Durante as operações de elevação, mesmo pequenos desgastes ou danos a um a manilha de proa pode comprometer a segurança da carga e criar sérios riscos de segurança. Os inspetores muitas vezes enfrentam desafios ao identificar deformações sutis, corrosão ou danos nas roscas que não são imediatamente visíveis. Compreender como avaliar o corpo, o pino e a integridade geral da manilha garante que cada levantamento permaneça controlado e dentro de limites seguros.

 

Preparando-se para uma inspeção completa da manilha do arco

Reúna as ferramentas e equipamentos de segurança certos

Antes de inspecionar uma manilha em arco, a montagem de ferramentas de medição precisas garante uma avaliação precisa da verificação dimensional . Os instrumentos essenciais incluem calibradores para o diâmetro do pino e espessura do arco, medidores de rosca para verificar as roscas dos pinos e lupas visuais para detectar rachaduras finas ou defeitos superficiais. Equipamentos de proteção individual (EPI), como luvas resistentes a cortes e óculos de segurança, protegem contra lesões acidentais durante o manuseio. Os inspetores devem se familiarizar com os códigos de rastreabilidade para confirmar a origem da manilha e verificar a conformidade com as diretrizes ASME B30.26 e OSHA 1910.184. Uma abordagem sistemática – disponibilizando todas as ferramentas e equipamentos de segurança com antecedência – reduz o risco de ignorar pontos críticos de inspeção.

manilha de arco

Entenda as especificações do fabricante e WLL

A inspeção precisa começa com a verificação do limite de carga de trabalho (WLL) da manilha e das marcações específicas do fabricante. Verifique o WLL estampado no arco e combine-o com o tipo de pino original. Usar o tipo de pino correto – pino roscado, tipo parafuso ou pino de segurança – é crucial para manter a capacidade de carga nominal.

Tipo de pino

Aplicação ideal

Segurança de Engajamento

Pino de parafuso

Elevações temporárias ou frequentes

Apertado à mão, instalação rápida

Tipo parafuso

Conexões semipermanentes ou permanentes

Fixado com porca e contrapino

Alfinete de segurança

Instalações de alto risco ou de longo prazo

Mecanismo de travamento evita afrouxamento

A comparação das opções de pinos garante a distribuição adequada da carga e evita o desengate involuntário. Sempre cruze a folha de dados do fabricante para confirmar o grau do material, as tolerâncias e os padrões de teste certificados. Esta prática evita avaliar mal a integridade estrutural e apoia a confiabilidade a longo prazo.

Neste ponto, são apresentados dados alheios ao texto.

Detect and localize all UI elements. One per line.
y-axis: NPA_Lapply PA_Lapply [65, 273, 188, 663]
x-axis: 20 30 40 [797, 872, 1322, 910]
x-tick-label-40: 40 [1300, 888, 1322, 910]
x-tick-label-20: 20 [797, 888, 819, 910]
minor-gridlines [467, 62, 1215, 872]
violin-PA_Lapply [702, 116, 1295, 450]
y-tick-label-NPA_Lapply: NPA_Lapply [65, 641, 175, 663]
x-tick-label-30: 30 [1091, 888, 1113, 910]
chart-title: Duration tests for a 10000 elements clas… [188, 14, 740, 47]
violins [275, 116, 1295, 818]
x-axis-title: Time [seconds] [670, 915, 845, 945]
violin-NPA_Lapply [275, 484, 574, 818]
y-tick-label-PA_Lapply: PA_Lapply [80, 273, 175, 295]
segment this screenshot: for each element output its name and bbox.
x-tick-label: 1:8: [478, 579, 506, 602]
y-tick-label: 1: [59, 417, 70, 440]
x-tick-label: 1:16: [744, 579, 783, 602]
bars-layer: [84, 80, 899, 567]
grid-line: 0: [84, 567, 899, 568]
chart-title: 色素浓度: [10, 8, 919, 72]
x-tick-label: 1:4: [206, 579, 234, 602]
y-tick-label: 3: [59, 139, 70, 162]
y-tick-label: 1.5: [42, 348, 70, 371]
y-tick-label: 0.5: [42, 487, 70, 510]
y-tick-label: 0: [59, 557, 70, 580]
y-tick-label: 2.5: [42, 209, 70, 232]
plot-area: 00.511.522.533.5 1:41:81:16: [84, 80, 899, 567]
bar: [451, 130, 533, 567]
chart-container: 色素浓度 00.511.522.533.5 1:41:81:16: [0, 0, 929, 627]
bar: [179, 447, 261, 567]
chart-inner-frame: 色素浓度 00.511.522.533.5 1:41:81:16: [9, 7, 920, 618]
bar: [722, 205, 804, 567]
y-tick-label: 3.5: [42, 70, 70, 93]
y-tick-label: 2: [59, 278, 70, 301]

Fatores ambientais a serem considerados antes da inspeção

As condições ambientais influenciam significativamente o rigor da inspeção. A exposição à corrosão em ambientes marinhos ou industriais quimicamente ativos pode reduzir a espessura da seção transversal. Temperaturas extremas podem tornar o aço quebradiço ou comprometer a resistência da liga, enquanto a alta umidade acelera a oxidação da superfície. Ajuste a frequência e profundidade da inspeção de acordo com o contexto operacional: ambientes de alto uso ou corrosivos exigem verificações visuais e dimensionais mais frequentes. Dica profissional: documente as condições de inspeção, observando a temperatura ambiente, a presença de produtos químicos e qualquer degradação observável da superfície para informar os cronogramas de manutenção e evitar deterioração negligenciada.

 

Inspeção visual e física do corpo da manilha

Detecte rachaduras, ranhuras e defeitos de superfície

Comece executando uma varredura visual cuidadosa ao longo da coroa do arco, dos orifícios dos pinos e das transições das orelhas, áreas mais propensas à concentração de estresse . Quaisquer cortes afiados, sulcos ou rachaduras visíveis devem ser sinalizados, pois esses defeitos comprometem os caminhos de carga e podem se propagar sob tensão. Uma lista de verificação prática inclui: coroa do arco, bordas internas dos orifícios dos pinos, transições para as orelhas e pontos de contato do rolamento. Use ampliação para fissuras sutis, especialmente em manilhas de liga de alta resistência . Pequenos arranhões superficiais alinhados com a direção da carga podem ser toleráveis, mas danos transversais aumentam significativamente o risco de falha. Documentar defeitos imediatamente ajuda a manter a rastreabilidade e apoia a conformidade com os padrões ASME B30.26.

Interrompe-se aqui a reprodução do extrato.